Да, только искусство прозы, исполненное величественного спокойствия, под стать самой живописи и зодчеству способно в лирико-эпической форме запечатлеть уходящее. Уж не ждала ли Бухара упадка древнего зодчества, на алтарь которого город положил всего себя – свой возраст, историю, умение, вкус, – чтобы обратиться потом к прозе?
Эти размышления придут гораздо позже, а тогда, в восемнадцать лет, я был простодушен и по-юношески беззаботен и часто делил с мечетью Намазгох, которая стоит за городской крепостью, одиночество. Главный вход мечети обращен к югу, а два входа поменьше – к западу и востоку. Задняя ее стена вся зеленая от вьющихся растений.

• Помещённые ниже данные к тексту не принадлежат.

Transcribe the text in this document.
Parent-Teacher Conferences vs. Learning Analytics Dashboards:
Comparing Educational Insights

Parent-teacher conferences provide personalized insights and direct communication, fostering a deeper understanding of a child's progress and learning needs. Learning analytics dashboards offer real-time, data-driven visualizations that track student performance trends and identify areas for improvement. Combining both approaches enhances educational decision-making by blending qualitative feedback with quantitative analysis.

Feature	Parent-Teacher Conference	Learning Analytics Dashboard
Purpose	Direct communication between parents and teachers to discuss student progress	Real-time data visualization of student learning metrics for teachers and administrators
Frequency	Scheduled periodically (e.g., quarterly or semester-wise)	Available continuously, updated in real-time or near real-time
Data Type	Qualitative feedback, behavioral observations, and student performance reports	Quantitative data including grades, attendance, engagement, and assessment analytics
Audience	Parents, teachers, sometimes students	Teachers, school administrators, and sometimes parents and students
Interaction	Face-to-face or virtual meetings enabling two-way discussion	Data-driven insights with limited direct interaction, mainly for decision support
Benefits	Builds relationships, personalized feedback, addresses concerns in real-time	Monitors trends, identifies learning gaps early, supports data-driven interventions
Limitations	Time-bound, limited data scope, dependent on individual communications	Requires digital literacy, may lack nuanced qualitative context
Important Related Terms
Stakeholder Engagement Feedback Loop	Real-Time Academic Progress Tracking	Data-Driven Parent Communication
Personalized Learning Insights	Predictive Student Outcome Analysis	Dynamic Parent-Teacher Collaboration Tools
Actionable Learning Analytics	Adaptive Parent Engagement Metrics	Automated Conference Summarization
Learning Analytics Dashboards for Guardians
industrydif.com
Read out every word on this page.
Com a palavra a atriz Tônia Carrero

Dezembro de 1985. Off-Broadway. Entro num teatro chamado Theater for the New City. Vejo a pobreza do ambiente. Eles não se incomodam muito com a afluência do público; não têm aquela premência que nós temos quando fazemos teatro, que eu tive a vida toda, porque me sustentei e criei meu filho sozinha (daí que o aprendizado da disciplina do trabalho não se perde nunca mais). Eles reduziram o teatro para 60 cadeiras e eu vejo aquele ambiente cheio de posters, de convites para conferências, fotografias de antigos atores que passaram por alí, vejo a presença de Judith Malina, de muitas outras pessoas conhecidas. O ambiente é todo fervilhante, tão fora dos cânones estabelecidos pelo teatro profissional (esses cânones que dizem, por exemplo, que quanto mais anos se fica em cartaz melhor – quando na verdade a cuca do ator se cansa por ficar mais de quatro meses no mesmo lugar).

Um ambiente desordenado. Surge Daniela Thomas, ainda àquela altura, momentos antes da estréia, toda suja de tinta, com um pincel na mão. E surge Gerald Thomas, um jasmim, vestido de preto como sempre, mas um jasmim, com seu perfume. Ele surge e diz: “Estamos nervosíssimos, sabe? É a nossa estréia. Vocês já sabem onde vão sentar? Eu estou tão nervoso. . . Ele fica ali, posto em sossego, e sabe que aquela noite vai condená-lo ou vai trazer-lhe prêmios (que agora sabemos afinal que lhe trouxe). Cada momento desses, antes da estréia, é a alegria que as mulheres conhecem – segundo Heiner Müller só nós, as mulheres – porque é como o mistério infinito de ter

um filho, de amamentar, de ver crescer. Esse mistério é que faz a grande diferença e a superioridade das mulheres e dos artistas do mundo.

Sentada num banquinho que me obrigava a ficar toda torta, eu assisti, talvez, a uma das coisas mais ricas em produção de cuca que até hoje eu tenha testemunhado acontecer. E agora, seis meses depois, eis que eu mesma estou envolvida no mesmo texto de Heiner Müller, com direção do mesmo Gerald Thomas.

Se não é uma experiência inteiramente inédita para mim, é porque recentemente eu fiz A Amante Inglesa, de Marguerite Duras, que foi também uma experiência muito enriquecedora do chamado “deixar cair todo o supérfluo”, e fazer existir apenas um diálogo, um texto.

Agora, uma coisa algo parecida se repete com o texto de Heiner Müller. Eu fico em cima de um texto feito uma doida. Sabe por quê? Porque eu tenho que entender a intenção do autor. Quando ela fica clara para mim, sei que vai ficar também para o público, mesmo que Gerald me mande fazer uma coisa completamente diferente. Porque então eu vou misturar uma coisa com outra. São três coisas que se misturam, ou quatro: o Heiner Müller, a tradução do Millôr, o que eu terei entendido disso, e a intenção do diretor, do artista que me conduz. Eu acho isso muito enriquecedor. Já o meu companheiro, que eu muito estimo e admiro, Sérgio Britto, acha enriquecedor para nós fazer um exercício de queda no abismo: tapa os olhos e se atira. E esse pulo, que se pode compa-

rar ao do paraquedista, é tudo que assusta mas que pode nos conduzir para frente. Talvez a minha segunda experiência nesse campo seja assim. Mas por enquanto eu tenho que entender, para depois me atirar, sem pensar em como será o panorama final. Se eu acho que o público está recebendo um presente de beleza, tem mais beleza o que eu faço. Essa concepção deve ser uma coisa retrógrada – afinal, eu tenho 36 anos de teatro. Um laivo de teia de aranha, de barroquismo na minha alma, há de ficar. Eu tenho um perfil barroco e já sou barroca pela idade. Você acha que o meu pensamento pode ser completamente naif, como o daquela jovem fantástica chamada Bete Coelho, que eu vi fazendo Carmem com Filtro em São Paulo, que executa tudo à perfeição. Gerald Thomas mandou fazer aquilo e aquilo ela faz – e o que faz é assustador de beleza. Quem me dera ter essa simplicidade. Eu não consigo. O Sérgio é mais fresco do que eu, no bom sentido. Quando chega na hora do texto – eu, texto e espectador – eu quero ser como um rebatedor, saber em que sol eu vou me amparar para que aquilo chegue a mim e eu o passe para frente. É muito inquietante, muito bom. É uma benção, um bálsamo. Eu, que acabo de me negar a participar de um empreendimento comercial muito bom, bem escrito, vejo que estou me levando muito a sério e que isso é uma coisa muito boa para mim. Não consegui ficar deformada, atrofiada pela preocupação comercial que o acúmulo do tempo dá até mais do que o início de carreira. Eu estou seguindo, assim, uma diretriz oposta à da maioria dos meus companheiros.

Они тянутся к куполу, всегда влажному и теплому. Я любил лежать долго, прижавшись к боку купола, и слушать гул, что идет изнутри мечети, – это гуляют сквозняки, обегая темные углы и дыша на стены, разрисованные голубым и перламутровым, и слышен такой гул, будто мечеть медная. Вот еще одно ее загадочное свойство – казаться медной. В дождливый же день я ощущал в ней мягкость глины, а в солнечный она казалась выточенной из дерева.
Намазгох стоит на возвышенности, чуть приподнявшись над поляной, сплошь покрытой солью, и как бы боясь поцарапаться о колючие кусты, что растут рядом. Чуть поодаль тянется потонувшая в пыли дорога, почти всегда безлюдная; выглянув из городских ворот и уменьшившись, дорога робко идет вдаль, к полосе деревьев, где начинается самая близкая к Бухаре деревня – семилетними мальчишками мы так любили совершать лихие набеги на ее сады...
По пути к деревне стоит и дымит по сей день маленький заводик, где семь веков назад обжигали кирпич для мечети, а рядом на холмиках – такие же древние две домны, навсегда потухшие, где предки плавили металл, чтобы укрепить им камень мечети.
Запах травы, короткий и печальный зов горлицы, синица села ненадолго на крышу и раскрыла оба свои крыла, чтобы высушить их на солнце, на нее упрямо и не мигая смотрит ящерица... Мое тело набирается сил, казалось бы, потерянных той зимой навсегда, и я отдаю себя лени, чтобы раствориться в сплетении лучей солнца и гуле ветра. Как и мечеть, я становлюсь в эти минуты язычником. Любить! Ведь и мечеть, чтобы убежать от одиночества, кощунственно сотворила из себя и запечатлела на правой стене лик женщины. Как из ребра.
Все это – мечеть, ремесло предков, ближняя деревня, луковое поле и зов горлицы – настраивает на художественный лад, в воображении носится еще что-то неоформившееся и ускользающее, чтобы стать робкими пробами в живописи, в стихосложении, в музыке...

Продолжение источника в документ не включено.